Près de dix années d’observations en rayons X de l’étoile à neutrons à l’intérieur du reste de supernova Cassiopée A confirment ce dont les astrophysiciens nucléaires se doutaient depuis de nombreuses années : la matière peut devenir superfluide dans une étoile à neutrons.

La théorie des étoiles à neutrons a une longue histoire qui commence avec les spéculations de Baade et Zwicky dans les années 1930. Il faudra attendre la fin des années 1960 pour voir ces spéculations confirmées par la découverte des pulsars. Ces astres sont fascinants car l'équivalant d'une masse solaire peut se retrouver dans un objet dont le diamètre est de quelques dizaines de kilomètres tout au plus.

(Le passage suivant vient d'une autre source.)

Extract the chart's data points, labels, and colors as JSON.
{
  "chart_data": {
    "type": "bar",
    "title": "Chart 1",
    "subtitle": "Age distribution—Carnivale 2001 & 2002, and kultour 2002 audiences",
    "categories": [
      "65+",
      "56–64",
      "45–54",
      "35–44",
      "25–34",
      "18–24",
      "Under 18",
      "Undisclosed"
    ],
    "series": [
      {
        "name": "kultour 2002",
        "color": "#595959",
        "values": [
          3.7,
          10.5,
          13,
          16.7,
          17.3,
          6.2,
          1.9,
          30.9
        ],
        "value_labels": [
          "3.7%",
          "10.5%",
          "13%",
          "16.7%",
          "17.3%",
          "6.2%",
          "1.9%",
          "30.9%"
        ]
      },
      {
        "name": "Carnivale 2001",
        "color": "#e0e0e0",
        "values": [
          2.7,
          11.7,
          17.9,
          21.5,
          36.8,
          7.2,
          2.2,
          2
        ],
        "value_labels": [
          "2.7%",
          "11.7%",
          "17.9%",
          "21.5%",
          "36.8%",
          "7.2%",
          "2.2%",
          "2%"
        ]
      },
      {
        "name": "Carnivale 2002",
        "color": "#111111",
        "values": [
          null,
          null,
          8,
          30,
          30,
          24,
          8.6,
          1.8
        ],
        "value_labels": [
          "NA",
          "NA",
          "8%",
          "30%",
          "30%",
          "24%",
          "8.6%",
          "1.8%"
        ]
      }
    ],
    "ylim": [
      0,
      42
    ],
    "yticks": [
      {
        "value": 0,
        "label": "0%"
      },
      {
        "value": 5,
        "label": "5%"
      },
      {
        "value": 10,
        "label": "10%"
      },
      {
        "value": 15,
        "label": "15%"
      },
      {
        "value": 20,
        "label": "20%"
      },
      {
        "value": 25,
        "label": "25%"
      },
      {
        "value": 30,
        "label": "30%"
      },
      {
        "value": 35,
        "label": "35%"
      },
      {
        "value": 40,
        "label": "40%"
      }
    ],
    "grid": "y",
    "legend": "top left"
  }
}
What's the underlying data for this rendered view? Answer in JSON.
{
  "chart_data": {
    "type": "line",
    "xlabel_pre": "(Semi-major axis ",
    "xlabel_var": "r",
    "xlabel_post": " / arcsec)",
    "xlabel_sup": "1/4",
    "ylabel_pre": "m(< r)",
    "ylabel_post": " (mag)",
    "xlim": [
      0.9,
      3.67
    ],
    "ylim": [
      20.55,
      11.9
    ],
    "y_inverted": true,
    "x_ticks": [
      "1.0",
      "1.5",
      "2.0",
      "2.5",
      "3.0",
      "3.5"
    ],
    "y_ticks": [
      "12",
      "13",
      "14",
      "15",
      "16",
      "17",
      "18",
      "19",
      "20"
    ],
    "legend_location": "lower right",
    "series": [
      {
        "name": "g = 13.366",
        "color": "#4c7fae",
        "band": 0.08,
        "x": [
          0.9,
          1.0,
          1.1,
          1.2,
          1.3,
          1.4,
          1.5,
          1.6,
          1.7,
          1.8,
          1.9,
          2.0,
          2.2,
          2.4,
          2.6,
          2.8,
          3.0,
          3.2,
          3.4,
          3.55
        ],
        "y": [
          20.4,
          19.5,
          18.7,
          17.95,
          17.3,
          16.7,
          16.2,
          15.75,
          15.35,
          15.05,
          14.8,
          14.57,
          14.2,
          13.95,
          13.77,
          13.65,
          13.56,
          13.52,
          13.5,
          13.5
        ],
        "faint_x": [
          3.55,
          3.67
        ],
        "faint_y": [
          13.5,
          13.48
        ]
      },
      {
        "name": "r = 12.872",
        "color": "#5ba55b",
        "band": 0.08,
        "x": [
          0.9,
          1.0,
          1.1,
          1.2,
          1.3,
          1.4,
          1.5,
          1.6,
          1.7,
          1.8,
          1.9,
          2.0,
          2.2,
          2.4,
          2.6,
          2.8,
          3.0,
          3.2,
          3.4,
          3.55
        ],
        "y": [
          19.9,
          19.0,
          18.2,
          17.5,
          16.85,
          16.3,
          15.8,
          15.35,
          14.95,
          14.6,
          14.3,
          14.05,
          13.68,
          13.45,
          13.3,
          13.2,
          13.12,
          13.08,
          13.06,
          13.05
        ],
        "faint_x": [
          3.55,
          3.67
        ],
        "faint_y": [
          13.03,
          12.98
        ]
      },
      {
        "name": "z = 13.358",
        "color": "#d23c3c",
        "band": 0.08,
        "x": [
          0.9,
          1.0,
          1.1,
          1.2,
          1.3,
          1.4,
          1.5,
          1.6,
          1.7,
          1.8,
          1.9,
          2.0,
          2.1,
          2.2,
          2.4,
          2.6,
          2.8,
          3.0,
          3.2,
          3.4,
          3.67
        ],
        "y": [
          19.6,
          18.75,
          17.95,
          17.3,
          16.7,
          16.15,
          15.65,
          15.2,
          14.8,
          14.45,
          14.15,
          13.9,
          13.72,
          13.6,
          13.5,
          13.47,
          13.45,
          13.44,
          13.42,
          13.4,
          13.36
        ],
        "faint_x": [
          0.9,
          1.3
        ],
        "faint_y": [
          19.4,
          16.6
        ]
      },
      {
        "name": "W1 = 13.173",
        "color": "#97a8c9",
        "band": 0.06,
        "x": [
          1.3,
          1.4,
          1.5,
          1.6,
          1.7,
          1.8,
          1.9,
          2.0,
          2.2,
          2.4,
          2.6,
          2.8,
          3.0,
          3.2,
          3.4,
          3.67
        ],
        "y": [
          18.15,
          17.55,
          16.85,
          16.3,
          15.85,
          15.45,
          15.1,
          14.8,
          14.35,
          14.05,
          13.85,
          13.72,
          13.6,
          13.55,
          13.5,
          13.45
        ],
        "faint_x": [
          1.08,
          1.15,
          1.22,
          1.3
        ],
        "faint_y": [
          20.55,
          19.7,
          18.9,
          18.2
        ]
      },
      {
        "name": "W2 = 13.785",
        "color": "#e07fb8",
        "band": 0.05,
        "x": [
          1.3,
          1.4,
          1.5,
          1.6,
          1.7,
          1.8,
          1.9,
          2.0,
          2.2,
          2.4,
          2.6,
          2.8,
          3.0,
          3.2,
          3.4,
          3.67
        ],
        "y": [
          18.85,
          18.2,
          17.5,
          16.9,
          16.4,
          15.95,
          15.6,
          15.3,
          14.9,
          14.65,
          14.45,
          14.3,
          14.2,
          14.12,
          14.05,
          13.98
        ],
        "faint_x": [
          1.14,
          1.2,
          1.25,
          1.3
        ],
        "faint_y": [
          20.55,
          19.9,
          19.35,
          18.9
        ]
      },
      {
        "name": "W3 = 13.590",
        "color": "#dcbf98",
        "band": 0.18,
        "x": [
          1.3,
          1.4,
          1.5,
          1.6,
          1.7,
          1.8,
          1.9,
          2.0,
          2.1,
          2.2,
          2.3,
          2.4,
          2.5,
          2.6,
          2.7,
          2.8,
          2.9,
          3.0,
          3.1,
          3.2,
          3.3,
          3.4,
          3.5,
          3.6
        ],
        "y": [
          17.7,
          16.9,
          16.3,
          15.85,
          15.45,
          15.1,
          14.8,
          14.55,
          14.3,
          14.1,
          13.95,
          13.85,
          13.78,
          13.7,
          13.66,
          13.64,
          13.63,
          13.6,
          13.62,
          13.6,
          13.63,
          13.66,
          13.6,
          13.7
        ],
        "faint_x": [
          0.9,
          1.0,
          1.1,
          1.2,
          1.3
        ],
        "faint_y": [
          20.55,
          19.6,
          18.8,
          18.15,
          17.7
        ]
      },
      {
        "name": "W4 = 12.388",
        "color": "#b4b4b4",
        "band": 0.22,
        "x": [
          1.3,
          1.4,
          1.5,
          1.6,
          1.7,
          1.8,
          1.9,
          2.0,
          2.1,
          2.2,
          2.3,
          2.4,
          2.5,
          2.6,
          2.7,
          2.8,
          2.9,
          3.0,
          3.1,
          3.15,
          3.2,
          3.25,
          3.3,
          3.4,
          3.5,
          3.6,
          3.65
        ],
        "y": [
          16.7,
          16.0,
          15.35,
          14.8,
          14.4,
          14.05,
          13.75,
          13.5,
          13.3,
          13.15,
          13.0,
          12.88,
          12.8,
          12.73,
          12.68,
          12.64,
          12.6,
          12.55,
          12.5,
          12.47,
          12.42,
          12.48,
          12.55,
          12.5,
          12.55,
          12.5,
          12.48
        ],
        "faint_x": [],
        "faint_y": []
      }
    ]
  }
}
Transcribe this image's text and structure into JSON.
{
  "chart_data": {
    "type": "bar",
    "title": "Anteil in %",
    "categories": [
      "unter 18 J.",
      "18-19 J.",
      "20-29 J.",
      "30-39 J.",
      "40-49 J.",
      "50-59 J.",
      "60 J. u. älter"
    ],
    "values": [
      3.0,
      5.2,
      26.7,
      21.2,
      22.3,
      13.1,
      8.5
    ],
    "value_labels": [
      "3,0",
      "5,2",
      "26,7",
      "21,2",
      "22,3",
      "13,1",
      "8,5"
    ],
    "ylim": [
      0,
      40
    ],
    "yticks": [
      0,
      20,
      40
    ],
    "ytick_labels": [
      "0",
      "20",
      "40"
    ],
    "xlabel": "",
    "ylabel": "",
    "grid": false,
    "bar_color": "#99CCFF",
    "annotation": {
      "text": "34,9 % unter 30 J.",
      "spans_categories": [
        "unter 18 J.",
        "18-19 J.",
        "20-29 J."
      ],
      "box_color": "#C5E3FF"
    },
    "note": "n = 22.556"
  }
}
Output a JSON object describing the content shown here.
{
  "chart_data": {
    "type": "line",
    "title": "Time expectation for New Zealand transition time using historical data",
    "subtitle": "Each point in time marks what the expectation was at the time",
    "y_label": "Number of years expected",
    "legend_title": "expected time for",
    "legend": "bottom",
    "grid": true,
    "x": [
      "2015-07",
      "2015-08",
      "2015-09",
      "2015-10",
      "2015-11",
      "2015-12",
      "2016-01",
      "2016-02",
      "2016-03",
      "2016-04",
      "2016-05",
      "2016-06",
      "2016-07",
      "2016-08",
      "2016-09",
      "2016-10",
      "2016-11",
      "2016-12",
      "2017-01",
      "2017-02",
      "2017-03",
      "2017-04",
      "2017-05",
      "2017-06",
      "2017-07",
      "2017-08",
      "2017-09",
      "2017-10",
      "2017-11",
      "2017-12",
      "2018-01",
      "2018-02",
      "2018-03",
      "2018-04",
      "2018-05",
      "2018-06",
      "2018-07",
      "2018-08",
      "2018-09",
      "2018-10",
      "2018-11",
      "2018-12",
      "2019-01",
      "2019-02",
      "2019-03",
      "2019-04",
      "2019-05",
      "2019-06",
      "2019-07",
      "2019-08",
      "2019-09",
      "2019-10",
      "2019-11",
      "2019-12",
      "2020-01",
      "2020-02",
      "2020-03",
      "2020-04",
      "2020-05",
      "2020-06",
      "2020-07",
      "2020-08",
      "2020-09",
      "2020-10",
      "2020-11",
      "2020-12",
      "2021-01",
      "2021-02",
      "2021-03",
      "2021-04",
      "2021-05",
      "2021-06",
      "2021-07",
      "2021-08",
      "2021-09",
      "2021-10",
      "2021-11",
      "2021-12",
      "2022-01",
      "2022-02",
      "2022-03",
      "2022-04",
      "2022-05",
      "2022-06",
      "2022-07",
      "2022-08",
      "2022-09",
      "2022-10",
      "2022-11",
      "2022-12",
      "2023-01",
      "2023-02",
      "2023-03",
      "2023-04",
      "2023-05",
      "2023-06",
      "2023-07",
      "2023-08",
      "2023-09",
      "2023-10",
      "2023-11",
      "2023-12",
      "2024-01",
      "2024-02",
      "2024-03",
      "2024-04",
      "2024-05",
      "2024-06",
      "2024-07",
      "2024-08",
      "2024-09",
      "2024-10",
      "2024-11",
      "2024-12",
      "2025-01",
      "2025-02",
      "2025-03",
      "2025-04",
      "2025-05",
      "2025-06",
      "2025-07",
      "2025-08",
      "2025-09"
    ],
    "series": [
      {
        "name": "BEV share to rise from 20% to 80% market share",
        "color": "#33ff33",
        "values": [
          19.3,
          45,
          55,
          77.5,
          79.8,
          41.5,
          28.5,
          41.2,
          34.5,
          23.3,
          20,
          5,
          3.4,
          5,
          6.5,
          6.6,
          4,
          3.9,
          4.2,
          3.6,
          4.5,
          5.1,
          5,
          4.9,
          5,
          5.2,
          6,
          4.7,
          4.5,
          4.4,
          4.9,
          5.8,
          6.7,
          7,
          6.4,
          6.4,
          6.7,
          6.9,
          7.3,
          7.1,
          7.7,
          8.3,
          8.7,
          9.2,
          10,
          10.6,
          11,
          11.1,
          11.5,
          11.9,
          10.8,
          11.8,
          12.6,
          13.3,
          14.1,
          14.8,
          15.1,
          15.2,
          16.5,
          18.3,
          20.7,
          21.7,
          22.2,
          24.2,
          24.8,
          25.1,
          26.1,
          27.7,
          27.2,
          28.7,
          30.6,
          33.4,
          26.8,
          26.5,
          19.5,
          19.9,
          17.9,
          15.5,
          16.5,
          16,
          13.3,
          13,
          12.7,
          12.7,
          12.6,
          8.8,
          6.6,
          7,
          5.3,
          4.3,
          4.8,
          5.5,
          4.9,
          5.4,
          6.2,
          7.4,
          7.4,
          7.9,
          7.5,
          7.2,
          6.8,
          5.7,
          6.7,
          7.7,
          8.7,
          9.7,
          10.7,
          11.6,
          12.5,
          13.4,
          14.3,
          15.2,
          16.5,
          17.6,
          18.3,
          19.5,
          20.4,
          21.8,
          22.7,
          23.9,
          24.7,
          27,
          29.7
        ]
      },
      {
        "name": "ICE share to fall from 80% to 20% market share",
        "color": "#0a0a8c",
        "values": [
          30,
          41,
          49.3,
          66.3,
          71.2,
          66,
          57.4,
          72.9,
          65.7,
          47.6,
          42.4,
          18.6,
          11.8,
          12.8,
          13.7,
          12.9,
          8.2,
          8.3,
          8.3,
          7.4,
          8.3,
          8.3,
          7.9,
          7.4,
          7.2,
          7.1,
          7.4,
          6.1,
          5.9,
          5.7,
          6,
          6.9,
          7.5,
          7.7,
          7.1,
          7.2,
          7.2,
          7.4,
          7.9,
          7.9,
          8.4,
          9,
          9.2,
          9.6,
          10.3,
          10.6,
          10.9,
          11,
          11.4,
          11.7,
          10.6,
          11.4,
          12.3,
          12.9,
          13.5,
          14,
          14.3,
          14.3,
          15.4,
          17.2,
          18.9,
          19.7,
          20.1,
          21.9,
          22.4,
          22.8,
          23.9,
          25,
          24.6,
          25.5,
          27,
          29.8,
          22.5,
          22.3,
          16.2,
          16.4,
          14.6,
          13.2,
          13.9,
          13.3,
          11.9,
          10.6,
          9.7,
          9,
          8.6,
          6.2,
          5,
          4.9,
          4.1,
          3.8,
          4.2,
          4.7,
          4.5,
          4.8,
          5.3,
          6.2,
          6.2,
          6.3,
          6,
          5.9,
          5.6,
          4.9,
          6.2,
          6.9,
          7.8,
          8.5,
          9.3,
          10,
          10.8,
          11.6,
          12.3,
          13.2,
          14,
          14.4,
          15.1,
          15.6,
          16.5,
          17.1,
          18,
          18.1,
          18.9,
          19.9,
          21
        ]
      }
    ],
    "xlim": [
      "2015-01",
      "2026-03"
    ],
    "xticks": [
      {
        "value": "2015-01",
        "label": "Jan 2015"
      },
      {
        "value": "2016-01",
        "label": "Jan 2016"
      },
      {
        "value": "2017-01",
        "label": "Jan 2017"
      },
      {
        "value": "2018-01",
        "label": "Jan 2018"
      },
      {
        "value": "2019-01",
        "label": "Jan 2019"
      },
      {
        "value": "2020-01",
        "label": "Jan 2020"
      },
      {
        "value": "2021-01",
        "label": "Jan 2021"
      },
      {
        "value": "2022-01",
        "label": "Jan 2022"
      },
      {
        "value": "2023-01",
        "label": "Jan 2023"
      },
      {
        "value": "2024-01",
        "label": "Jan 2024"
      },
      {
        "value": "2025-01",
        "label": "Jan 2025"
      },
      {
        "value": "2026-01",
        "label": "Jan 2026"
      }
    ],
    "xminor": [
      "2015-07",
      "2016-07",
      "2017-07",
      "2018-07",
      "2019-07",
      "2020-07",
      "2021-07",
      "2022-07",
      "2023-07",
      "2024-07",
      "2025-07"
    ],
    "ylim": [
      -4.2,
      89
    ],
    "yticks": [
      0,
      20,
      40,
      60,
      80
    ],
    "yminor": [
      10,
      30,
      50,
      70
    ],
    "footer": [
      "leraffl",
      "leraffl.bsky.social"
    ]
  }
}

Dans les régions de plus hautes densités, et selon les estimations théoriques, un centimètre cube de matière peut atteindre une masse d'environ un milliard de tonnes. Presque toute la physique, de la relativité générale à la physique du solide, intervient dans la modélisation des propriétés de ces objets qui servent même de laboratoire à la physique nucléaire et à celle des hautes énergies.


Une vue d'artiste de la supernova ayant donné naissance à Cassiopée A. © Esa/Hubble (M. Kornmesser & L. L. Christensen)/SolarParallax, YouTube

Malgré tout, les événements se déroulant à l'intérieur de ces étoiles restent énigmatiques car nous ne pouvons pas nous y rendre et encore moins en extraire des échantillons. Nous n'avons que des mesures indirectes. Toutefois, celles-ci nous permettent d'en déduire certaines informations et, lentement, le mystère s'estompe en ce qui concerne la composition de ces étoiles.

Deux articles récemment publiés par des astrophysiciens sont d'ailleurs une bonne illustration de ce processus. Ils se basent sur pas loin de dix années d'observation dans le domaine des rayons X du reste de supernova Cassiopée A.

Un superfluide trahi par sa vitesse de refroidissement

Il s'agit de la matière éjectée par l'explosion d'une étoile il y a environ trois cent trente ans dans la Voie lactée. On peut aussi observer ces restes dans le domaine optique mais c'est grâce aux rayons X que l'on peut voir qu'il existe bel et bien une étoile à neutrons au centre de Cassiopée A.

Cassiopée A dans le visible. © Nasa/STSc

Cassiopée A dans le visible. © Nasa/STSc

Situé à environ 11.000 années-lumière de la Terre, cet astre a été patiemment étudié depuis dix ans et il a été possible de déduire la température de ses émissions dans le domaine des rayons X. Les chercheurs ont alors pu constater qu'elle avait diminué de 4 % pendant cette période. Une telle observation est une grande chance et une grande opportunité car une étoile à neutrons se refroidit très vite à l'échelle des temps géologiques. Il n'était donc pas évident du tout que nous puissions surprendre cette baisse dans le cas d'une étoile dans notre galaxie et, qui plus est, relativement proche.

Cassiopée A observée dans le domaine des rayons X. © Nasa/CXC/UNAM/Ioffe/D.Page, P.Shternin <em>et al. </em>

Cassiopée A observée dans le domaine des rayons X. © Nasa/CXC/UNAM/Ioffe/D.Page, P.Shternin et al. 

Comme le montre la courbe d'évolution de sa température, cette dernière est très caractéristique d'un modèle dans lequel la matière composant une étoile à neutrons se trouve dans un état superfluide. C'est la première fois que l'on a une preuve aussi forte de l'existence de cette phase dans une telle étoile. Sur Terre, cet état superfluide s'observe à des températures proches du zéro absolu mais les conditions exceptionnelles régnant dans une étoile à neutrons font que la superfluidité peut apparaître même à des températures de l'ordre du milliard de degrés.

Cette observation montre en fait que la température critique pour l'apparition de la phase supraconductrice dans une étoile à neutrons est comprise entre 500 millions et 1 milliard de kelvins, ce qui réduit les incertitudes sur l'équation d'état de la matière nucléaire dans une étoile à neutrons. Cela devrait nous ouvrir aussi des perspectives sur les magnétars.